In contrast to this, the ruling party of Tigray, the Tigray People’s Liberation Front (TPLF), said it would proceed with regional elections if it had to. The chair of the electoral board promptly said this would be “unconstitutional”. Subsequently, Getachew Reda, TPLF politburo member, offered some clarifications, saying that the party accepted the pandemic may affect the ability to hold elections. Instead its concern is postponement being used to extend the incumbent’s time in office, and that there should instead be political dialogue to search for a solution within the ambit of the constitution.
Regardless of these caveats, the contradictory statements by the party and the electoral raise the question over who should conduct elections in Ethiopia’s federal system. The TPLF, and some commentators, base their argument in support of the regional states’ authority to conduct elections on the right to self-determination. The claim is that conducting a regional election is an extension and aspect of the self-rule right enshrined under Article 39. They also argue that empowerment of the National Electoral Board to conduct regional elections under Article 102 is only a matter of convenience and efficiency.
The counter arguments are also drawn from stipulations and inferences in the constitution. An express stipulation is envisaged under Article 102 that establishes the electoral board. Article 102(1) states that the establishment of the board is to conduct “elections in Federal and State Constituencies”.

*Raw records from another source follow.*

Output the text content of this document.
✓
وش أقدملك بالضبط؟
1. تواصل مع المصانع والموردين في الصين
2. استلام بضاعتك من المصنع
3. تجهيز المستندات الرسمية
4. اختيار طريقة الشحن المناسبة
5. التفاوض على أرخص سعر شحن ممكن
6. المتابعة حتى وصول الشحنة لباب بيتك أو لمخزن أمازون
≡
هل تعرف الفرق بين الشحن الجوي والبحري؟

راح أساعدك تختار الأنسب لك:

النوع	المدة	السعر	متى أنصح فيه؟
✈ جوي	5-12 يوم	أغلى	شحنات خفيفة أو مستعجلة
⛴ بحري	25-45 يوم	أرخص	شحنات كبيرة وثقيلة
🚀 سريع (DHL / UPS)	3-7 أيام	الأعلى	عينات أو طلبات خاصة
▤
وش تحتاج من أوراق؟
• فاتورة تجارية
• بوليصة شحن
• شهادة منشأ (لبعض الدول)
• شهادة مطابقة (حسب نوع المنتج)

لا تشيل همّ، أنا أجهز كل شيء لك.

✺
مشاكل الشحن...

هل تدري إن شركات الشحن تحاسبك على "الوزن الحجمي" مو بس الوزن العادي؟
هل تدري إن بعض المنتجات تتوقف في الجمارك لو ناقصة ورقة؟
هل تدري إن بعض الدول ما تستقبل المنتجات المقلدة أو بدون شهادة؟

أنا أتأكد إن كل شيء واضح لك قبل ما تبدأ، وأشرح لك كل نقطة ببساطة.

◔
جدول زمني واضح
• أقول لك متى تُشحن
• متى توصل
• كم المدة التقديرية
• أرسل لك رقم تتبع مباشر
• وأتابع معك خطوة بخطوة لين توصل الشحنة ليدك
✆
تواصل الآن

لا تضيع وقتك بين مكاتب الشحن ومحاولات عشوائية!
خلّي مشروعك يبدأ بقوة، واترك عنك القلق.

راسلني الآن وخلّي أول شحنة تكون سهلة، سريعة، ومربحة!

This is also supported from the way the constitution establishes similar institutions. Under the federal system, the federal government and the states have their respective legislative, executive, and judicial branches, and the assignment of legislative power to a particular level of government also assumes the assignment of the executive and judiciary powers, unless otherwise expressly provided. On this assumption, under Article 51(15) the power to enact laws governing elections is assigned to the federal government and there is no stipulation assigning this power to the regions.
Another illustration can be deduced from the way the constitution establishes the Auditor General on the one hand and the Human Rights Commission and the Ombudsman on the other. When the constitution intends a given institution to operate only at the federal level, it expressly says this. Under Article 101 (2), the Auditor General is specifically empowered to audit and inspect the accounts of ministries and agencies of the federal government. By contrast, when the constitution intends to empower an institution to operate at both state and federal level, as with the Human Rights Commission (Article 55(14)) and the Ombudsman (Article 55(15), it makes no such limitation.
The conclusion to be drawn is that the power to execute regional elections is assigned to the federal government, and the inference can be made that the National Electoral Board has inherent and exclusive constitutional power to conduct polls at both federal and regional levels, since the provision establishing it explicitly mentions both levels of government.
Furthermore, it is arguable that states cannot conduct their own elections even after requesting permission and assistance from the National Electoral Board and the House of Peoples’ Representatives. Instead, they can only do so when the federal government delegates on the basis of Article 50(9). This is because as conducting elections is an inherent federal power, initiation must come from the federal government. If a region wants to make an argument based on its self-rule rights that it has the authority to hold an election when the federal government is unwilling, it should seek constitutional review on the dispute.